Why does February have only twenty-eight days, or twenty-nine in a leap year?
Calendars have historically been a messy business. The earliest calendars were based on lunar cycles and seasonal patterns as a way of tracking time between planting, growth, and harvest of crops. The calendar that most people use today is called the Western or Gregorian calendar. The earliest "draft" of this calendar, if you will, was introduced by Romulus, the first king of Rome. The Calendar of Romulus began in March and had only ten months of thirty or thirty-one days. This was intended to be helpful in keeping track of agricultural seasons, but the gap between December and March was certainly a problem! A later king, Numa Pompilius, decided to change things up a bit. He added the months of January and February to the calendar so that there might be a running yearly cycle of months, and he changed the number of days in many months so that some had twenty-eight, some twenty-nine, and some thirty-one. Even with these changes, the calendar was still about ten days short of a solar year, and eventually this way of tracking time fell out of sync.

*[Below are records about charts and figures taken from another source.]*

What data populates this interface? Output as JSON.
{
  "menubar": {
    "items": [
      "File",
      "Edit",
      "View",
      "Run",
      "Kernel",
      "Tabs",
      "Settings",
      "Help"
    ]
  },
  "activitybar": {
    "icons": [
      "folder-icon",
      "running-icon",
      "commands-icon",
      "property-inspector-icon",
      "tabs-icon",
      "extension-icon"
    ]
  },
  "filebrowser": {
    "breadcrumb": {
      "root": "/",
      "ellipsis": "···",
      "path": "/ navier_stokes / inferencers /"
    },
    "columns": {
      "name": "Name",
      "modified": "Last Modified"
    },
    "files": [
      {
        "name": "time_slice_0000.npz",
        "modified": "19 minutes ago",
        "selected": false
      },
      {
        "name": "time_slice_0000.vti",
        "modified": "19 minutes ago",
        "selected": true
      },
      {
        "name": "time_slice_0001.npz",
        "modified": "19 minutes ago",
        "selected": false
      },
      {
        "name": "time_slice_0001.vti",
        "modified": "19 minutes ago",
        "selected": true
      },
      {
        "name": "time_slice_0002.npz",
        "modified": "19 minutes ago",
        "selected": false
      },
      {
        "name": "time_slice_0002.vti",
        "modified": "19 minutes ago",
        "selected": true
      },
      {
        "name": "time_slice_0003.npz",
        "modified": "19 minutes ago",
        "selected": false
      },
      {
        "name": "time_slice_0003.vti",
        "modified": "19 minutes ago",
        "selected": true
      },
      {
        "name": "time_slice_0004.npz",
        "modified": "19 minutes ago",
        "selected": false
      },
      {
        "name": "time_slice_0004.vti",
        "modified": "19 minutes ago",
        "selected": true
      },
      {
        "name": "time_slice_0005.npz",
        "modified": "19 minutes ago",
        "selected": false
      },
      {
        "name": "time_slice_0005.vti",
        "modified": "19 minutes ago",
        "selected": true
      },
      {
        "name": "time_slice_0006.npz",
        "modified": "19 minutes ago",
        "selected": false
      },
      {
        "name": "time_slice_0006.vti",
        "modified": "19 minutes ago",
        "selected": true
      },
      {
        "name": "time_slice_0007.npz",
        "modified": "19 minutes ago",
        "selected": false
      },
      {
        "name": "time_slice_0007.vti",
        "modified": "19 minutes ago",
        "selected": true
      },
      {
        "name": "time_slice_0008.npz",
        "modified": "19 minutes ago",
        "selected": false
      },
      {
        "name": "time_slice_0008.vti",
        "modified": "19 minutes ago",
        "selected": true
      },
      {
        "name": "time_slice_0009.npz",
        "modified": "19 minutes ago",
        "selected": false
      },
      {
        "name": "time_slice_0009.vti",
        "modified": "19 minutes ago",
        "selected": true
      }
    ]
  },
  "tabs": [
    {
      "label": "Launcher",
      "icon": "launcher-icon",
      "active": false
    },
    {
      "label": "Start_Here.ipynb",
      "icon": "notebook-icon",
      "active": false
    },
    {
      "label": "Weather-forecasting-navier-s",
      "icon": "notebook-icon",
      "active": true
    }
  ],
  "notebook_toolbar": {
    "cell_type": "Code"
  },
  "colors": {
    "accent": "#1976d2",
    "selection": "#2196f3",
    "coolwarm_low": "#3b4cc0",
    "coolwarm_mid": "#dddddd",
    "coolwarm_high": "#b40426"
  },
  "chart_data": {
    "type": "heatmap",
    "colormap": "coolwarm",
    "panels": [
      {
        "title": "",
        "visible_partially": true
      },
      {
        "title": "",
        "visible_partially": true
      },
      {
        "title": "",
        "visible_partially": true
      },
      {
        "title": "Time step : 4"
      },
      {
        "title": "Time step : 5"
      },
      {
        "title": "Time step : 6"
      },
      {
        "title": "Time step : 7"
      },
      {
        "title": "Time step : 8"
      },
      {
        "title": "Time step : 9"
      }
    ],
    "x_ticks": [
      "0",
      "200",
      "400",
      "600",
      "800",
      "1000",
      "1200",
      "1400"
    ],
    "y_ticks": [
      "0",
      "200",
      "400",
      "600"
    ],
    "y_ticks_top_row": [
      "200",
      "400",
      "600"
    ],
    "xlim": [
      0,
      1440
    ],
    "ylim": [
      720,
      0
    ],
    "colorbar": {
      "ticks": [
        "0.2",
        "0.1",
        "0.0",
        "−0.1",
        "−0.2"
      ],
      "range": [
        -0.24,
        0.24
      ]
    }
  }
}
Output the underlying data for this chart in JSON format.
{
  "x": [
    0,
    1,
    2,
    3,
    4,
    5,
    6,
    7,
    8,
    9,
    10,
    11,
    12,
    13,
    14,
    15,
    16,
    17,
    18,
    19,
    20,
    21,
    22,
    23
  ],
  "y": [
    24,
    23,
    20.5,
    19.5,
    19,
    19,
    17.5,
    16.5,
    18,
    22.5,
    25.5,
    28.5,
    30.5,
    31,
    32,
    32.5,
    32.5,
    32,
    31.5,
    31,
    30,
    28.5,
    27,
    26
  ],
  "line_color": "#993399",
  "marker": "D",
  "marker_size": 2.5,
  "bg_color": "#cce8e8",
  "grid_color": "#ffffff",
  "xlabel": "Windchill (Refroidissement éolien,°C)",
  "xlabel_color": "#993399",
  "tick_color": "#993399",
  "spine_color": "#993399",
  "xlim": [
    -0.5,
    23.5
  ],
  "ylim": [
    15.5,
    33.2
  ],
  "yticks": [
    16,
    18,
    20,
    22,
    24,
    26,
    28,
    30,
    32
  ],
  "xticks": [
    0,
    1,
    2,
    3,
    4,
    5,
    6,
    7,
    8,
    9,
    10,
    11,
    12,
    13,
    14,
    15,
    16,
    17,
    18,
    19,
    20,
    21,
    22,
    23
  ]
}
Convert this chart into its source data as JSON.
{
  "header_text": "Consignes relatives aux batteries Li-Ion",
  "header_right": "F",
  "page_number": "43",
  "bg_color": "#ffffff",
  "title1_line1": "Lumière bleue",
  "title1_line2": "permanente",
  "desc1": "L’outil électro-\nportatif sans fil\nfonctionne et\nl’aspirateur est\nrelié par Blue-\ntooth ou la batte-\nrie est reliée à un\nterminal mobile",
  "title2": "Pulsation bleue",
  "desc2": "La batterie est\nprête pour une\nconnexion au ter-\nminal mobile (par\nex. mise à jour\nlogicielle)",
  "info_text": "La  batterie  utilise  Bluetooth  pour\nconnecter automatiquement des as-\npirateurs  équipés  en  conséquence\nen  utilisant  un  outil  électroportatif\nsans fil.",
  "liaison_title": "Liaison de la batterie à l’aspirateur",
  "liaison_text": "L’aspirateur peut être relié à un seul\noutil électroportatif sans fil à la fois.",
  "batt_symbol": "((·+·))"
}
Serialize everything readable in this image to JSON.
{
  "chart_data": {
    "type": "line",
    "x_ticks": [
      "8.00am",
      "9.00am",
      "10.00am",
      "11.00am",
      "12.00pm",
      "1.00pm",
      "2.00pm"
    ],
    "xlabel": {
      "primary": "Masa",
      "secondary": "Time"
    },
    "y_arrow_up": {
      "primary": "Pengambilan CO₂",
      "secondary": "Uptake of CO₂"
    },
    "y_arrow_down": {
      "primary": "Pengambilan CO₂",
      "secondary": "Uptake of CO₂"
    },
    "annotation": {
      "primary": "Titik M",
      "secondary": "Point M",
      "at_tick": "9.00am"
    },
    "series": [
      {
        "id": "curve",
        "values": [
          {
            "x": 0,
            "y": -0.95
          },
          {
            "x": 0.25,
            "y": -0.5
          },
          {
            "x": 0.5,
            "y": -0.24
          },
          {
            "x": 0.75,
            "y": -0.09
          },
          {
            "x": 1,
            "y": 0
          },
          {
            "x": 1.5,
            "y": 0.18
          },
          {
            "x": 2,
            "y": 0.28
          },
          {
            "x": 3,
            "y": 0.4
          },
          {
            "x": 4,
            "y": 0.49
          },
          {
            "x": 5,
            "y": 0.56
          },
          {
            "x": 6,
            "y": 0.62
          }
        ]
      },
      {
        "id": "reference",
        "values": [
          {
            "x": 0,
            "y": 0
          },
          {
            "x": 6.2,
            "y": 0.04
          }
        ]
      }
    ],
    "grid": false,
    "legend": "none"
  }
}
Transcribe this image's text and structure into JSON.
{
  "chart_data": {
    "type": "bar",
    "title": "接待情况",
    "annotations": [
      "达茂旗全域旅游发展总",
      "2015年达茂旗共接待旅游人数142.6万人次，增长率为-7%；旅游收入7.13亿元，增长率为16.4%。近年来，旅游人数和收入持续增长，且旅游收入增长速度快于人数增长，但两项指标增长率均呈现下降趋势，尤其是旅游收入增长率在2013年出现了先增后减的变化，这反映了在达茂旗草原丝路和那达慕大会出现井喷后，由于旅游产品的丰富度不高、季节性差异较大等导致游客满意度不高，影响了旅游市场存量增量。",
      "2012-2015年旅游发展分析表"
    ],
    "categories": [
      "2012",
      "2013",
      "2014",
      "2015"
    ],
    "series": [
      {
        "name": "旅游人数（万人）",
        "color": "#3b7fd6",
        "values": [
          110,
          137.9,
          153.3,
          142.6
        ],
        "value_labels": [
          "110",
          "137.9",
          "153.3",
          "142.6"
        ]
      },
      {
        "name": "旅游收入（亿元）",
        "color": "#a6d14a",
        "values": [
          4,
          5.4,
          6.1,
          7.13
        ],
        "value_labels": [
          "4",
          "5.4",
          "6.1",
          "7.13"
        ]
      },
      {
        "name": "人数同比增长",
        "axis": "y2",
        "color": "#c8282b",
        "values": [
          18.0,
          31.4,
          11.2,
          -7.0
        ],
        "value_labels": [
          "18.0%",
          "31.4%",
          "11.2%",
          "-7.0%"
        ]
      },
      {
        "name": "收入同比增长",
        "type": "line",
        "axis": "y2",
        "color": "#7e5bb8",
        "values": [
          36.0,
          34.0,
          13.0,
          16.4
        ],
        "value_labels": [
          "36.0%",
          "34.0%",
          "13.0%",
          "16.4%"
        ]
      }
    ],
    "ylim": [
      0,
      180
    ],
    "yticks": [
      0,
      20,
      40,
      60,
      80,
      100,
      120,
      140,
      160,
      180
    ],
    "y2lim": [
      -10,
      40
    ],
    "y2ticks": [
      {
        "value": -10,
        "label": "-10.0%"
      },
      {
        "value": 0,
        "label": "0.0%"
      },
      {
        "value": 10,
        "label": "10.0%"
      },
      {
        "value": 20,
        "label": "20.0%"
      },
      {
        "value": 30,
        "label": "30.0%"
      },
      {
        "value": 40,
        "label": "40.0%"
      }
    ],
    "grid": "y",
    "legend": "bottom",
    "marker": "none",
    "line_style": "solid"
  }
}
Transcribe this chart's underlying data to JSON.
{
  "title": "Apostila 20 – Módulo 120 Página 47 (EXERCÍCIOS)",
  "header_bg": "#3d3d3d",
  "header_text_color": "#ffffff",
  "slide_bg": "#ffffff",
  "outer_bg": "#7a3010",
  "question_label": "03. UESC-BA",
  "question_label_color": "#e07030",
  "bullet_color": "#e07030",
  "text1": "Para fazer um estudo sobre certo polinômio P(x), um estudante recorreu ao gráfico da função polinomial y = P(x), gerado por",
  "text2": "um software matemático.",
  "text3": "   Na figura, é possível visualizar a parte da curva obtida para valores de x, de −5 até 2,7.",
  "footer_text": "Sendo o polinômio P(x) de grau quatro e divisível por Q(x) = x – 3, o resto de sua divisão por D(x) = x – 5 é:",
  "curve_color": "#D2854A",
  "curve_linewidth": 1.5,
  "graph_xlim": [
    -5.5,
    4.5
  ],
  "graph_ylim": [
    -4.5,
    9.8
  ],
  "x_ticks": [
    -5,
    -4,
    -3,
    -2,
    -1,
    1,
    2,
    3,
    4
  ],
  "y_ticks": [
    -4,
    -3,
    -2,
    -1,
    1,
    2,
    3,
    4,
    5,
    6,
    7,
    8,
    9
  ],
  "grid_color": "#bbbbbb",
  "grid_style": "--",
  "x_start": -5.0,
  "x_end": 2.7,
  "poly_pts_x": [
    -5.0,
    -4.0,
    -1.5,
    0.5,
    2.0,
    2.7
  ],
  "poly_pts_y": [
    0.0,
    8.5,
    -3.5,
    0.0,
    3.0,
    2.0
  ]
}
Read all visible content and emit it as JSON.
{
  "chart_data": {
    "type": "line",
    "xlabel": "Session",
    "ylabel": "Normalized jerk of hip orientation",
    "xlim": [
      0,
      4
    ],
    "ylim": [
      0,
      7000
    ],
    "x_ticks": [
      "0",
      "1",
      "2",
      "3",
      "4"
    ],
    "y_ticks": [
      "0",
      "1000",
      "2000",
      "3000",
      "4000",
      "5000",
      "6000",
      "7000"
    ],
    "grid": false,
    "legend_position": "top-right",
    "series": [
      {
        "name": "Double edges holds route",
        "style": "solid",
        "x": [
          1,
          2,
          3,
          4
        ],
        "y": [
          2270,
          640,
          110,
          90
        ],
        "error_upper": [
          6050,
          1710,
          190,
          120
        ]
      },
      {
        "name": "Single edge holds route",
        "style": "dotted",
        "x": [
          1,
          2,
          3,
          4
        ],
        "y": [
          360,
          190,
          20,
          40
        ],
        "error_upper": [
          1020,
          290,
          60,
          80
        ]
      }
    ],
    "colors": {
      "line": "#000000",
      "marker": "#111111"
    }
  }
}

For a long time, the calendar was pretty unruly in Roman territory. Many changes were proposed to the existing calendar, but it was not until the year 46 BCE that Julius Caesar proposed a better, standardized calendar. The Julian calendar is made up of three-hundred and sixty-five days organized into twelve months. In the Julian system, all months except for February had thirty or thirty-one days. Unfortunately, February remained and remains one of those short-cut months that didn't fit cleanly into the calendar. This calendar also introduced the leap year as a means of making up time that did not otherwise fit into the cycle of time.
As time went on, the Julian calendar, too, fell out of sync with the natural world. The Gregorian Calendar was introduced in 1582CE as a replacement for the Julian, which did not accurately reflect the solar year. The reason February has only twenty-eight or twenty-nine days today is thanks to this long, messy history of keeping track of time!